A 21-year-old lady presented with a massive lip swelling after an intense kiss with her boyfriend that occurred for the second time. Her medical history revealed that since the age of 17, she had experienced 3-4 times of mild one-day swelling of her left thumb without any urticaria. She did not consult a doctor about it. Subsequently, after her university exams, she developed facial swellings twice, each time lasting one day. But now, a month apart, she suffered two episodes of severe lip swelling after passionate kissing with her boyfriend. Each episode lasted about three days and did not subside any faster despite treatment with antihistamines and high-dose intravenous corticosteroids. She denied having abdominal pain or shortness of breath during these episodes. No one in her family had ever experienced swellings. The only medication she had been taking for the past two years was estrogen-containing contraceptives.

Method

Her diagnostic workup included C1-INH-Ag and activity, C3, C4, CH-50, ANA, subsets, anti-ds-DNA, serum tryptase levels, total serum IgE, screening for specific IgE on common inhalation allergens, complete blood count, all resulting within normal range. Subsequently, genetic tests were carried out, first for the patient, then for all family members.

Results

Genetic tests revealed a mutation in the F12 gene in our patient.

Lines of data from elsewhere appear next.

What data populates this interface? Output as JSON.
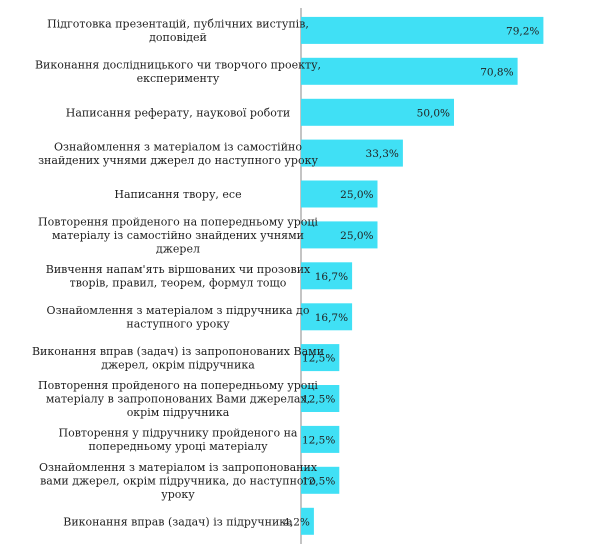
{
  "chart_data": {
    "type": "bar",
    "orientation": "horizontal",
    "categories": [
      [
        "Підготовка презентацій, публічних виступів,",
        "доповідей"
      ],
      [
        "Виконання дослідницького чи творчого проекту,",
        "експерименту"
      ],
      [
        "Написання реферату, наукової роботи"
      ],
      [
        "Ознайомлення з матеріалом із самостійно",
        "знайдених учнями джерел до наступного уроку"
      ],
      [
        "Написання твору, есе"
      ],
      [
        "Повторення пройденого на попередньому уроці",
        "матеріалу із самостійно знайдених учнями",
        "джерел"
      ],
      [
        "Вивчення напам'ять віршованих чи прозових",
        "творів, правил, теорем, формул тощо"
      ],
      [
        "Ознайомлення з матеріалом з підручника до",
        "наступного уроку"
      ],
      [
        "Виконання вправ (задач) із запропонованих Вами",
        "джерел, окрім підручника"
      ],
      [
        "Повторення пройденого на попередньому уроці",
        "матеріалу в запропонованих Вами джерелах,",
        "окрім підручника"
      ],
      [
        "Повторення у підручнику пройденого на",
        "попередньому уроці матеріалу"
      ],
      [
        "Ознайомлення з матеріалом із запропонованих",
        "вами джерел, окрім підручника, до наступного",
        "уроку"
      ],
      [
        "Виконання вправ (задач) із підручника"
      ]
    ],
    "values": [
      79.2,
      70.8,
      50.0,
      33.3,
      25.0,
      25.0,
      16.7,
      16.7,
      12.5,
      12.5,
      12.5,
      12.5,
      4.2
    ],
    "value_labels": [
      "79,2%",
      "70,8%",
      "50,0%",
      "33,3%",
      "25,0%",
      "25,0%",
      "16,7%",
      "16,7%",
      "12,5%",
      "12,5%",
      "12,5%",
      "12,5%",
      "4,2%"
    ],
    "xlim": [
      0,
      100
    ],
    "grid": false,
    "bar_color": "#40e0f5",
    "axis_color": "#888888"
  }
}
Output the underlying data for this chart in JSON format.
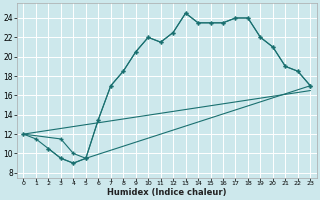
{
  "xlabel": "Humidex (Indice chaleur)",
  "bg_color": "#cde8ec",
  "grid_color": "#ffffff",
  "line_color": "#1a7070",
  "xlim": [
    -0.5,
    23.5
  ],
  "ylim": [
    7.5,
    25.5
  ],
  "xticks": [
    0,
    1,
    2,
    3,
    4,
    5,
    6,
    7,
    8,
    9,
    10,
    11,
    12,
    13,
    14,
    15,
    16,
    17,
    18,
    19,
    20,
    21,
    22,
    23
  ],
  "yticks": [
    8,
    10,
    12,
    14,
    16,
    18,
    20,
    22,
    24
  ],
  "line1_x": [
    0,
    1,
    2,
    3,
    4,
    5,
    6,
    7,
    8,
    9,
    10,
    11,
    12,
    13,
    14,
    15,
    16,
    17,
    18,
    19,
    20,
    21,
    22,
    23
  ],
  "line1_y": [
    12,
    11.5,
    10.5,
    9.5,
    9,
    9.5,
    13.5,
    17,
    18.5,
    20.5,
    22,
    21.5,
    22.5,
    24.5,
    23.5,
    23.5,
    23.5,
    24,
    24,
    22,
    21,
    19,
    18.5,
    17
  ],
  "line2_x": [
    2,
    3,
    4,
    5,
    6,
    7,
    8,
    9,
    10,
    11,
    12,
    13,
    14,
    15,
    16,
    17,
    18,
    19,
    20,
    21,
    22,
    23
  ],
  "line2_y": [
    10.5,
    9.5,
    9,
    9.5,
    13.5,
    17,
    18.5,
    20.5,
    22,
    21.5,
    22.5,
    24.5,
    23.5,
    23.5,
    23.5,
    24,
    24,
    22,
    21,
    19,
    18.5,
    17
  ],
  "line3_x": [
    0,
    3,
    4,
    5,
    23
  ],
  "line3_y": [
    12,
    11.5,
    10,
    9.5,
    17
  ],
  "line4_x": [
    0,
    23
  ],
  "line4_y": [
    12,
    16.5
  ]
}
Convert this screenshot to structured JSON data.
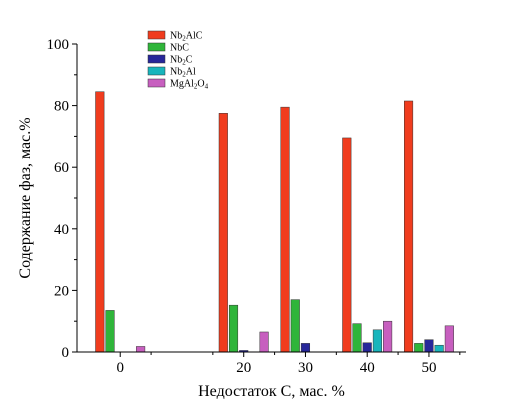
{
  "chart_data": {
    "type": "bar",
    "xlabel": "Недостаток С, мас. %",
    "ylabel": "Содержание фаз, мас.%",
    "ylim": [
      0,
      100
    ],
    "yticks": [
      "0",
      "20",
      "40",
      "60",
      "80",
      "100"
    ],
    "xlim": [
      -7,
      56
    ],
    "categories": [
      "0",
      "20",
      "30",
      "40",
      "50"
    ],
    "x": [
      0,
      20,
      30,
      40,
      50
    ],
    "series": [
      {
        "name": "Nb2AlC",
        "label_main": "Nb",
        "label_sub": "2",
        "label_tail": "AlC",
        "color": "#f03c1e",
        "values": [
          84.5,
          77.5,
          79.5,
          69.5,
          81.5
        ]
      },
      {
        "name": "NbC",
        "label_main": "NbC",
        "label_sub": "",
        "label_tail": "",
        "color": "#2fb53a",
        "values": [
          13.5,
          15.2,
          17.0,
          9.2,
          2.8
        ]
      },
      {
        "name": "Nb2C",
        "label_main": "Nb",
        "label_sub": "2",
        "label_tail": "C",
        "color": "#27279a",
        "values": [
          0,
          0.5,
          2.8,
          3.0,
          4.0
        ]
      },
      {
        "name": "Nb2Al",
        "label_main": "Nb",
        "label_sub": "2",
        "label_tail": "Al",
        "color": "#18b5bc",
        "values": [
          0,
          0,
          0,
          7.2,
          2.2
        ]
      },
      {
        "name": "MgAl2O4",
        "label_main": "MgAl",
        "label_sub": "2",
        "label_tail": "O",
        "label_sub2": "4",
        "color": "#c75fbf",
        "values": [
          1.8,
          6.5,
          0,
          10.0,
          8.5
        ]
      }
    ],
    "legend_position": "top-left",
    "grid": false
  }
}
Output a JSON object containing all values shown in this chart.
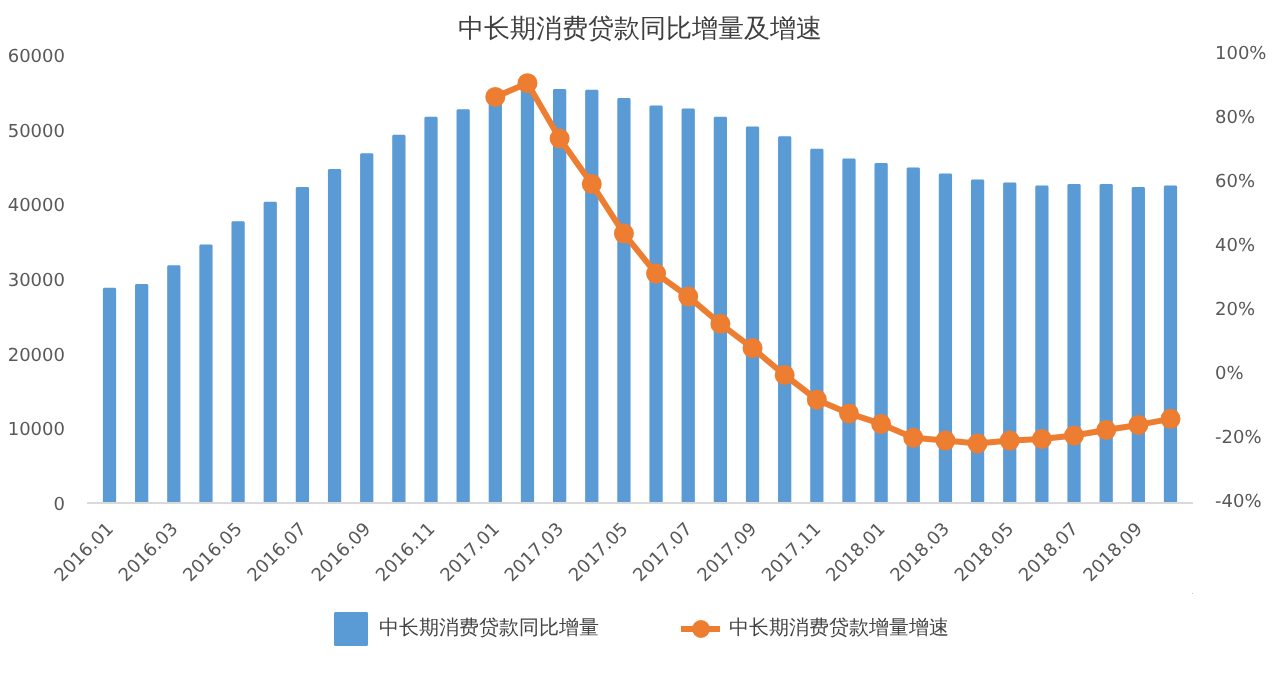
{
  "chart_data": {
    "type": "bar",
    "title": "中长期消费贷款同比增量及增速",
    "categories": [
      "2016.01",
      null,
      "2016.03",
      null,
      "2016.05",
      null,
      "2016.07",
      null,
      "2016.09",
      null,
      "2016.11",
      null,
      "2017.01",
      null,
      "2017.03",
      null,
      "2017.05",
      null,
      "2017.07",
      null,
      "2017.09",
      null,
      "2017.11",
      null,
      "2018.01",
      null,
      "2018.03",
      null,
      "2018.05",
      null,
      "2018.07",
      null,
      "2018.09",
      null
    ],
    "series": [
      {
        "name": "中长期消费贷款同比增量",
        "color": "#5b9bd5",
        "values": [
          28700,
          29200,
          31700,
          34500,
          37600,
          40200,
          42200,
          44600,
          46700,
          49200,
          51600,
          52600,
          54000,
          55400,
          55300,
          55200,
          54100,
          53100,
          52700,
          51600,
          50300,
          49000,
          47300,
          46000,
          45400,
          44800,
          44000,
          43200,
          42800,
          42400,
          42600,
          42600,
          42200,
          42400
        ]
      },
      {
        "name": "中长期消费贷款增量增速",
        "type": "line",
        "axis": "y2",
        "color": "#ed7d31",
        "marker": "circle",
        "values": [
          null,
          null,
          null,
          null,
          null,
          null,
          null,
          null,
          null,
          null,
          null,
          null,
          86.9,
          91.2,
          73.9,
          59.7,
          44.2,
          31.7,
          24.5,
          16.0,
          8.4,
          0,
          -7.7,
          -12.0,
          -15.3,
          -19.6,
          -20.5,
          -21.4,
          -20.5,
          -20.0,
          -18.9,
          -17.2,
          -15.6,
          -13.7
        ]
      }
    ],
    "ylim": [
      0,
      60000
    ],
    "yticks": [
      0,
      10000,
      20000,
      30000,
      40000,
      50000,
      60000
    ],
    "y2lim": [
      -40,
      100
    ],
    "y2ticks": [
      {
        "value": -40,
        "label": "-40%"
      },
      {
        "value": -20,
        "label": "-20%"
      },
      {
        "value": 0,
        "label": "0%"
      },
      {
        "value": 20,
        "label": "20%"
      },
      {
        "value": 40,
        "label": "40%"
      },
      {
        "value": 60,
        "label": "60%"
      },
      {
        "value": 80,
        "label": "80%"
      },
      {
        "value": 100,
        "label": "100%"
      }
    ],
    "grid": false,
    "legend": "bottom"
  }
}
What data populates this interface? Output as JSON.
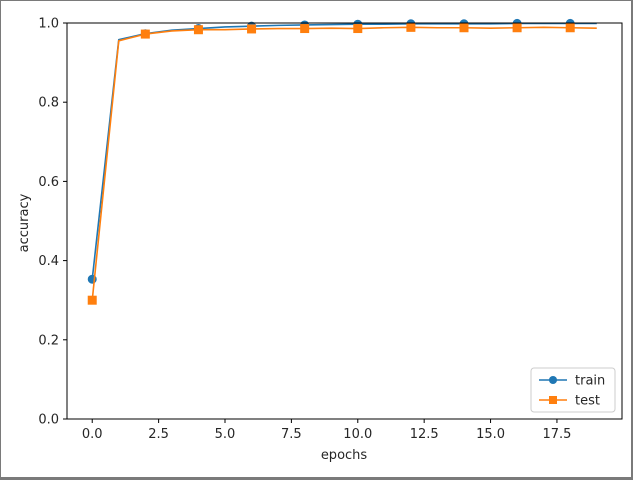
{
  "chart_data": {
    "type": "line",
    "title": "",
    "xlabel": "epochs",
    "ylabel": "accuracy",
    "xlim": [
      -0.95,
      19.95
    ],
    "ylim": [
      0,
      1.0
    ],
    "x": [
      0,
      1,
      2,
      3,
      4,
      5,
      6,
      7,
      8,
      9,
      10,
      11,
      12,
      13,
      14,
      15,
      16,
      17,
      18,
      19
    ],
    "xticks": [
      0.0,
      2.5,
      5.0,
      7.5,
      10.0,
      12.5,
      15.0,
      17.5
    ],
    "xtick_labels": [
      "0.0",
      "2.5",
      "5.0",
      "7.5",
      "10.0",
      "12.5",
      "15.0",
      "17.5"
    ],
    "yticks": [
      0.0,
      0.2,
      0.4,
      0.6,
      0.8,
      1.0
    ],
    "ytick_labels": [
      "0.0",
      "0.2",
      "0.4",
      "0.6",
      "0.8",
      "1.0"
    ],
    "series": [
      {
        "name": "train",
        "color": "#1f77b4",
        "marker": "circle",
        "marker_every": 2,
        "values": [
          0.353,
          0.958,
          0.973,
          0.982,
          0.986,
          0.99,
          0.992,
          0.994,
          0.995,
          0.996,
          0.997,
          0.997,
          0.998,
          0.998,
          0.998,
          0.998,
          0.999,
          0.999,
          0.999,
          0.999
        ]
      },
      {
        "name": "test",
        "color": "#ff7f0e",
        "marker": "square",
        "marker_every": 2,
        "values": [
          0.3,
          0.955,
          0.972,
          0.98,
          0.983,
          0.983,
          0.985,
          0.986,
          0.986,
          0.987,
          0.986,
          0.988,
          0.989,
          0.988,
          0.988,
          0.987,
          0.988,
          0.989,
          0.988,
          0.987
        ]
      }
    ],
    "legend_position": "bottom-right",
    "grid": false
  }
}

Her brother (16 years old), her sister (14 years old), and her father, a 56-year-old man of Algerian origin, had the same mutation, but had not yet suffered from swellings. Her father and siblings were informed about medications that can trigger swelling attacks and instructed to avoid them in the future. The patient was informed about her attack triggers, received icatibant to treat acute attacks, and was trained in its application. Her contraceptive was changed to a progestin-only pill. She has been symptom-free ever since.

Conclusion

This family study, with an eight-year follow-up period, demonstrates i) the oligosymptomatic course of the HAE-F12 mutation in some patients, ii) the prevention of swelling attacks by discontinuing triggering medications, and suggests iii) a potentially higher number of undiagnosed HAE-F12 mutation patients. Had the patient not received estrogen-containing pill, the disease would likely have remained undetected in her family for a significantly longer period.